Children who haven’t had access to books within the intimacy of the family do not associate feeling of love and pleasure with books. Read alouds can create this intimacy and pleasure. The communal experience of a Read Alouds in our library is a bridge to the pleasure of reading alone. Without the read aloud the initial loneliness of reading can be intimidating.

And finally kids who have not had access to books may know how to read from their school but do not read with fluency and so cannot find reading pleasurable. We utilize a reading fluency curriculum in our library, which moves children in a few weeks toward increased speed and accuracy and understanding in their reading. Without this, reading remains painful, no matter how many read alouds motivate a child to want to stumble through a book.







How is your plan of creating more community libraries taking shape? What can other people who love books do to participate?


The Community Library Project is a trust, the goal of which is to run a small number of community libraries as an argument for a publicly owned library system. Our libraries are labs in which we can learn what kind of best practices make for excellent libraries that serve all people. We demonstrate that libraries do indeed work – if you build them, the people will come. Ultimately there is no argument for not building a publicly owned library system in Delhi and beyond. Libraries are neither unnecessary luxuries nor impossible achievements.

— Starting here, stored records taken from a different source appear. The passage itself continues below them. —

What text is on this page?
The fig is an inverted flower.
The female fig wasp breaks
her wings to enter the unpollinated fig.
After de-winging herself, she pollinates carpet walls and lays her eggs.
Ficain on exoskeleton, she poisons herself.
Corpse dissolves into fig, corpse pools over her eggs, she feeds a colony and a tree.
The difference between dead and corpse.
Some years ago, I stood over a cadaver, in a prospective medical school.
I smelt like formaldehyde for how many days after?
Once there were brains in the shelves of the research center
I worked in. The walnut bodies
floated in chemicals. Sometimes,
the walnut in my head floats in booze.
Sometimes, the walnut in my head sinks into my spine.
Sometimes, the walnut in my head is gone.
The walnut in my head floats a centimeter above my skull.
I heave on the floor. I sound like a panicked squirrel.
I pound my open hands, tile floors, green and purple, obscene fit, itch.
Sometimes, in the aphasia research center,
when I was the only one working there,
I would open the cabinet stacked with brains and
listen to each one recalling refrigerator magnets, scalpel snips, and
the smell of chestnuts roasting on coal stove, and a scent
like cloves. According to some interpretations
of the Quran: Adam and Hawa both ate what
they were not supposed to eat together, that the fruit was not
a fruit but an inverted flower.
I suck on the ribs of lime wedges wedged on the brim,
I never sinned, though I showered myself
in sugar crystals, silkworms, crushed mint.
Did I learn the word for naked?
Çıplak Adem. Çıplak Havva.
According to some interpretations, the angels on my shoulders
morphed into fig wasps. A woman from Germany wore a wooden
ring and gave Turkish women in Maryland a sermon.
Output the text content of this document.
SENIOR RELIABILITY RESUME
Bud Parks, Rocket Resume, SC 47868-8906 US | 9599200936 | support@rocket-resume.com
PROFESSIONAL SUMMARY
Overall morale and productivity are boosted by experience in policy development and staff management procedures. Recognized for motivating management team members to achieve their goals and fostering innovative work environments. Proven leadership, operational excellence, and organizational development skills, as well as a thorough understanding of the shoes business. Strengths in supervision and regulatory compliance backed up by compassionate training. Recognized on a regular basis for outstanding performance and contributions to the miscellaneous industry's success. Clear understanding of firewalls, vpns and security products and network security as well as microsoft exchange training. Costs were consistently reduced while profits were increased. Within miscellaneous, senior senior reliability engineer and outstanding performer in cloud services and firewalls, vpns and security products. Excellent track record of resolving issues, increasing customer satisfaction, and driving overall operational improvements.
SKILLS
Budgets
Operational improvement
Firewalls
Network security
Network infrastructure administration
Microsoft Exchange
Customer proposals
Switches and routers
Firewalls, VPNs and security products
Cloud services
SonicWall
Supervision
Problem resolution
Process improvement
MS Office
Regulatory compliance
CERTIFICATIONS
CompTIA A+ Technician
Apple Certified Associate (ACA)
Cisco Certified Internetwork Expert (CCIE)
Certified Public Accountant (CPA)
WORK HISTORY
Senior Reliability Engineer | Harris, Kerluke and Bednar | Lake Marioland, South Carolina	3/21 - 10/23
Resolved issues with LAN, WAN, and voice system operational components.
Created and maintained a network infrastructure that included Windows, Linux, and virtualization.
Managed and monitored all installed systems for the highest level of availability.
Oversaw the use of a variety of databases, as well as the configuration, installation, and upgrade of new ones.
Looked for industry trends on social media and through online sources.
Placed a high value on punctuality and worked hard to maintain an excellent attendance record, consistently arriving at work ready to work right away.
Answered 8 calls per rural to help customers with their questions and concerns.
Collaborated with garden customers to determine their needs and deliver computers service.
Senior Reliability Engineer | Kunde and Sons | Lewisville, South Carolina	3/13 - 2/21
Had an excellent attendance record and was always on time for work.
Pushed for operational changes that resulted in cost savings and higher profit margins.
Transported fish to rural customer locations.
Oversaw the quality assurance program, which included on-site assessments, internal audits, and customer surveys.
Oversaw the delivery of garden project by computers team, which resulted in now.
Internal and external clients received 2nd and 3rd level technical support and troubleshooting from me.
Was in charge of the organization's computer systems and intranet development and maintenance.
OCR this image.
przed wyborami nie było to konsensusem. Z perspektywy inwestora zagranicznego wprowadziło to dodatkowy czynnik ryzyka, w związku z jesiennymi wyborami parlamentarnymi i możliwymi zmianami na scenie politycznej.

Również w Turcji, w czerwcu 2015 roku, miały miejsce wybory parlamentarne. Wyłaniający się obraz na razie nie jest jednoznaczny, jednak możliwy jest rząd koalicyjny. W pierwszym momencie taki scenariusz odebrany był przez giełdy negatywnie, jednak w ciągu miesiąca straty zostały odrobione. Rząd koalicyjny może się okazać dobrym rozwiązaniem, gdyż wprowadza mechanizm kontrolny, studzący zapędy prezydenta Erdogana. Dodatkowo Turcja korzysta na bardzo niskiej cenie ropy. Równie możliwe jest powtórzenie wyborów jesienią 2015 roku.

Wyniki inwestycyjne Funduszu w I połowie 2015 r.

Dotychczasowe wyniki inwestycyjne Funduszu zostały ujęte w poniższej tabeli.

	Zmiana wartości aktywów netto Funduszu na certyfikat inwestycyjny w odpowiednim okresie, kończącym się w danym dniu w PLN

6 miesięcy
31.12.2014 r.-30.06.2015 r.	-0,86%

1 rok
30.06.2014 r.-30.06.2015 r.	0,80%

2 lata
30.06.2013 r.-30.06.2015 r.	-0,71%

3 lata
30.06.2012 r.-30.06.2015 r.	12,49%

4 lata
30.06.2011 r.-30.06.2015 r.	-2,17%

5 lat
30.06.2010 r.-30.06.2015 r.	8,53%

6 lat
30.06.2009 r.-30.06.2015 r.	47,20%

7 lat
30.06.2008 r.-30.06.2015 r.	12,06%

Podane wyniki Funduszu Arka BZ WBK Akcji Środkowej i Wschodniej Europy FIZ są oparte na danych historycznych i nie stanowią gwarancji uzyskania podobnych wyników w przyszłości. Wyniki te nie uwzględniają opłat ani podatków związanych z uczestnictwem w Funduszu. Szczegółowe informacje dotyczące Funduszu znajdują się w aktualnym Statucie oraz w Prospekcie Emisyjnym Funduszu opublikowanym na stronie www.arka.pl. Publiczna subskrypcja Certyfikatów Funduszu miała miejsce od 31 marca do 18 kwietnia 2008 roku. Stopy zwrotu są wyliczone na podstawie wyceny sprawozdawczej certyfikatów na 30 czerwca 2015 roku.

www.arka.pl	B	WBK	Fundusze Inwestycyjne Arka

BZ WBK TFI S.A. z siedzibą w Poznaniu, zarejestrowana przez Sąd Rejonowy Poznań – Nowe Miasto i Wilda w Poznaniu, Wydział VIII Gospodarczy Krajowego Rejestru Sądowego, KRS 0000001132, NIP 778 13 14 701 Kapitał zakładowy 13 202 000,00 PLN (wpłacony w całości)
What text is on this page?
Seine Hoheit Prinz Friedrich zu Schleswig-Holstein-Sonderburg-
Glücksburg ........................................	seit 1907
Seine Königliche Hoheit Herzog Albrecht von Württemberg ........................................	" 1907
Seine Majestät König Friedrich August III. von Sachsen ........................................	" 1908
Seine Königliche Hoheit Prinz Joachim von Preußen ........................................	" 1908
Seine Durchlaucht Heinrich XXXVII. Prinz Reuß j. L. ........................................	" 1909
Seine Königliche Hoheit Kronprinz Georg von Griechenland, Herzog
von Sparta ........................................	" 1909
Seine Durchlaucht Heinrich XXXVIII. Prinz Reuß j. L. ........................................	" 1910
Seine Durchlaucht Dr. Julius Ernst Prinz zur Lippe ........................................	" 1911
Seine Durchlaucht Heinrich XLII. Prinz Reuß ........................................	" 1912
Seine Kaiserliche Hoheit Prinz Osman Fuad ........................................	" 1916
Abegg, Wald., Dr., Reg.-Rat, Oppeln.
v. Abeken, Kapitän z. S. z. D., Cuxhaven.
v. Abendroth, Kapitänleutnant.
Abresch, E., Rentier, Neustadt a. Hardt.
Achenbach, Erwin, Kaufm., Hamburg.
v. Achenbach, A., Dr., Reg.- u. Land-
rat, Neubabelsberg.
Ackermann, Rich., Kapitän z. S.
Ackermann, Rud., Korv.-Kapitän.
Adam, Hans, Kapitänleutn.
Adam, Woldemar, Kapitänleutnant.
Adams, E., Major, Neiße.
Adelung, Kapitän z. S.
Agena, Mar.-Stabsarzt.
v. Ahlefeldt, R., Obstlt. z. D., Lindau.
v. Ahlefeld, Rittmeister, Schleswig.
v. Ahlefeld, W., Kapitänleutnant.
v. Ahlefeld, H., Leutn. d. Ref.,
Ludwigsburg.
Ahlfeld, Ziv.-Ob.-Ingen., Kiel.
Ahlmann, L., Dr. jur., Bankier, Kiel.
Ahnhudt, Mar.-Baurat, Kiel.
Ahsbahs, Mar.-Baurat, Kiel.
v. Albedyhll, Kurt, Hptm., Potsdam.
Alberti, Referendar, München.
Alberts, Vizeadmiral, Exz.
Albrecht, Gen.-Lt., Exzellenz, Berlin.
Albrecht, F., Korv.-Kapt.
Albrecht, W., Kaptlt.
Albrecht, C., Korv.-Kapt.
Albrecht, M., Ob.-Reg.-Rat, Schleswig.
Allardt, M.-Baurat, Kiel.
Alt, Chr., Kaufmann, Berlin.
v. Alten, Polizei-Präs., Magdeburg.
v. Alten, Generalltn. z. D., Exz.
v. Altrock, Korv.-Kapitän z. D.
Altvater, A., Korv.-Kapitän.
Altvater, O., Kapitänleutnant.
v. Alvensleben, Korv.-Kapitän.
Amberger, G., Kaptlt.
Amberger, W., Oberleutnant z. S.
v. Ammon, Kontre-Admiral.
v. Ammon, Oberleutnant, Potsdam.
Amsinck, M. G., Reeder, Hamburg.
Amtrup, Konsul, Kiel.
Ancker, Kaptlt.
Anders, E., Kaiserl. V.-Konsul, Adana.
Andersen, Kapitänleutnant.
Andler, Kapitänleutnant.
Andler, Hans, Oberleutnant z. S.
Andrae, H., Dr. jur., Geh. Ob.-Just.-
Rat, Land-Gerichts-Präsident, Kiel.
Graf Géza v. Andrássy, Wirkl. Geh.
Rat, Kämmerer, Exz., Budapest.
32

If you have ever loved a book then you know that love needs the outlet of another reader to whom you can say, ‘you must read this.’ We readers need more readers. Readers can support others in becoming readers by supporting our organization through cash donations, through volunteering (serious commitment needed) and through donating books (new and used but in mint condition).


We are also here to help people who would like to start libraries that are free and open to all.